以上。キャッツを冷静にストーリーを楽しもうとすると突っ込みたくなる突っ込みどころを5つ紹介しました。
それでもキャッツは面白い
と、キャッツ好きの人が聞いたら怒り狂いそうなキャッツの突っ込みどころを挙げてしまいました。
が、そんな突っ込みどころも無視できるほど、私にとってキャッツは素晴らしいのです。
これがストーリーを楽しもうと思ってみている演劇やミュージカルであれば、最悪です。全く面白くありません。
ですがキャッツは違うのです。
キャッツは演劇でもミュージカルでもない「キャッツ」という唯一無二の何かなのです。
便宜上「ミュージカル」というジャンルに入っているにすぎません。
もはや、何を言っているのか意味がわからないでしょう。私もわかりません。
キャッツを観に行くとき、ミュージカルを観に行く気持ちでも、演劇を観に行く気持ちでも、映画を観に行く気持ちでもありません。
「ジェリクル舞踏会」を覗かせていただく
という心持ちなのです。
「猫たちの生き様」を観させていただく
それがキャッツなのです。
何度見ても、同じように感激します。
何度見ても、なぜか違う気持ちが湧いてくる。
キャッツは、個性的な猫たちの生き様を感じることができます。
そして、観ている人はみんなそれぞれ、自分自身のこと、自分の人生、家族の人生、友達に思いを馳せているのです。
初めて見たときは、突っ張り猫タガーの生き様にひたすら憧れ、恋をしたし、
次に見たときは劇場猫アスパラガスに心動かされたし、
結婚してから初めてみたキャッツではおばさん猫のジェニエニドッツに母と被るところがあるなあと涙ぐんでみたり。
キャッツ劇場が満席になるほどのお客さんたち。
観ているものは同じでも、心に映っているものは多分みんな違う。
痛快愉快なストーリーがあったら、こうはいかないでしょう。
キャッツは何度観ても飽きません。
それが、人々に30年も愛されるミュージカルになっている要因の一つなのでしょう。
この先も私はキャッツを観続けることでしょう。
キャッツのストーリーは変わりません。
でも、観るたびに私にとっての姿を変えるキャッツが楽しみでなりません。
もしもいつか、子供が産まれたら、そのあとに観るキャッツはどんなだろう?
何か人生で新しいことを始めたとき、そこで観るキャッツはどんなだろう?
自分の子供が巣立っていくときに観るキャッツはどんなだろう?
大切なものを失ったあとに観るキャッツはどんなだろう?
自分の人生のまとめともいえる年齢に差し掛かったときに観るキャッツはどんなだろう?
ああ、楽しみです。楽しみしかありません。
キャッツを観る楽しみは、自分が年老いていくことの喜びのひとつなのです。
なので、これからもロングランし続けて欲しいと願わずにはいられません。
とかなんとか、私のキャッツの好きなところを書きましたが、
もっと的確に、わかりやすく、キャッツの面白さ、
ストーリー性、ドラマティックな要素を解説してくれている本がありました。
こちらの本。読みました。
一気に読んじゃいました。ミュージカルのキャッツにハマったら、この本でキャッツやエリオットのことを詳しく知ると得も言われぬ快感を味わえると思います。

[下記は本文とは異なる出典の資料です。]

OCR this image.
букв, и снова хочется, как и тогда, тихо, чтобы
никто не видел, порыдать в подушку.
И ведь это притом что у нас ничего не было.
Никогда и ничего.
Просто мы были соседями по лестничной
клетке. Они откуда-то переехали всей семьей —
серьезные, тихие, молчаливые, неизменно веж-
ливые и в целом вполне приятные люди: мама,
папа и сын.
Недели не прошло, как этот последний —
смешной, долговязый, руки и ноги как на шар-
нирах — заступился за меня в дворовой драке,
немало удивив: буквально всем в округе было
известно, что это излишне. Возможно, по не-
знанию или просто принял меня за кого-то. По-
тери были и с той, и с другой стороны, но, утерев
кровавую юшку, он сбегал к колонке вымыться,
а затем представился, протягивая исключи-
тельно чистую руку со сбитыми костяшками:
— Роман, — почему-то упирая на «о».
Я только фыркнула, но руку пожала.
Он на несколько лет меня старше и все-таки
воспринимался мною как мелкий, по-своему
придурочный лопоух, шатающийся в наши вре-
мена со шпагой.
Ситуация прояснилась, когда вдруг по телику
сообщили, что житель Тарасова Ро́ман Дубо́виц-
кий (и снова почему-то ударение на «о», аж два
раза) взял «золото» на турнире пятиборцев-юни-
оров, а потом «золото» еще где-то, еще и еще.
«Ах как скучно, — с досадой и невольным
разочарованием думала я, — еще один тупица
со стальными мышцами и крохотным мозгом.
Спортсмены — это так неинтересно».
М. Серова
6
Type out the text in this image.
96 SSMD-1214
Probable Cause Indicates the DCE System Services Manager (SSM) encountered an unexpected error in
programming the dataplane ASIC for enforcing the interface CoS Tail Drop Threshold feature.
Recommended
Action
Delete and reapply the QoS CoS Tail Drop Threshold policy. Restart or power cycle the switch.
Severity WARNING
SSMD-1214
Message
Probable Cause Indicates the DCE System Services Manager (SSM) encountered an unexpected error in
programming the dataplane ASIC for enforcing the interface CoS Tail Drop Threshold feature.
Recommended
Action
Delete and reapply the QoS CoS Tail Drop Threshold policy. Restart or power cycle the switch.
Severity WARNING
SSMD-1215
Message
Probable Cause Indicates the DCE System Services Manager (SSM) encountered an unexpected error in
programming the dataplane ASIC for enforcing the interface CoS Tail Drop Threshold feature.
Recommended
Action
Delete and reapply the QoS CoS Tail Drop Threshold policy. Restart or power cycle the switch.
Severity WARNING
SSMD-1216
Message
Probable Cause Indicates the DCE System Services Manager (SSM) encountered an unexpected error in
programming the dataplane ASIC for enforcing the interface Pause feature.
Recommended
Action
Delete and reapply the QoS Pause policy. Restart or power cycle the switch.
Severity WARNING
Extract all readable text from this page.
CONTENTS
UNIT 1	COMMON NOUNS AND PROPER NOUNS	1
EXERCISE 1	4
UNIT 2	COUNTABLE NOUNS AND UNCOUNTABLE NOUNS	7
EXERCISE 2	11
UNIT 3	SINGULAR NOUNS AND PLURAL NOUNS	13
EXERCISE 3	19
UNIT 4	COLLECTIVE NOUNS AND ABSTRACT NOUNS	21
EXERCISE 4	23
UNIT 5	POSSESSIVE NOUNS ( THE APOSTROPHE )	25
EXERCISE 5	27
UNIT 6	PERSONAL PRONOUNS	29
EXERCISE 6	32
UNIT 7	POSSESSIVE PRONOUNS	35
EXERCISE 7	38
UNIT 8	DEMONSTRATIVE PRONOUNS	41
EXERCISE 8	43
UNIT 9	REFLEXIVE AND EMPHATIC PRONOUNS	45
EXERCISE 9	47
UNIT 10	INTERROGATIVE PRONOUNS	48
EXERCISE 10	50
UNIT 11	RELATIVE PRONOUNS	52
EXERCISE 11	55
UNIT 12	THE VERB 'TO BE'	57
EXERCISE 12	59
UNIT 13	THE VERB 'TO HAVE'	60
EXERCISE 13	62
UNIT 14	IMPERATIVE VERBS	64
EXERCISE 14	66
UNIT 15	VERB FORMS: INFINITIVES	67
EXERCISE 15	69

キャッツがつまらなかった人にも、ぜひこの本を読んでからもう一度観ていただきたい…!!
キャッツの役者さんの推しはない
熱く、キャッツについて語ってしまいましたが。
私以上のキャッツファンの人は五万といるでしょう。
そしてキャッツの楽しみ方のひとつは「演じる役者さん」による違いを楽しむ、というのもあると思います。
キャッツ関連のブログを読み漁っていると、
「〇〇さんのタガーがやっぱりカッコイイ!」
とか
「●●さんのミストフェリーズは最高!」
などなど、それぞれ好みの役者さんがいる人が多いんですよね。
「今日は●●さんがミストフェリーズだ!嬉しい!」
とか、そういう楽しみ方もできるんですよね。
それも素晴らしいですよね。
残念ながら、私はその域には達していません。
キャッツを演じる役者さんたちは本当に尊敬します。
素晴らしいダンスと歌、人を感動させる力…。
いつも、素晴らしいキャッツをありがとうございます、とお礼を言って回りたい。
ですが、たぶんこの先、私に押しの役者ができることはないかなあと思ってます。
もう、全員、尊い。
役に、演じる人の個性が出るのはとても良いと思う。
でも、キャッツを観ているときに、演じている役者のことは考えたくないのです。
私は役者を観に行っているわけではなくて、ジェリクル舞踏会にて、猫たちを観に行っているのだから。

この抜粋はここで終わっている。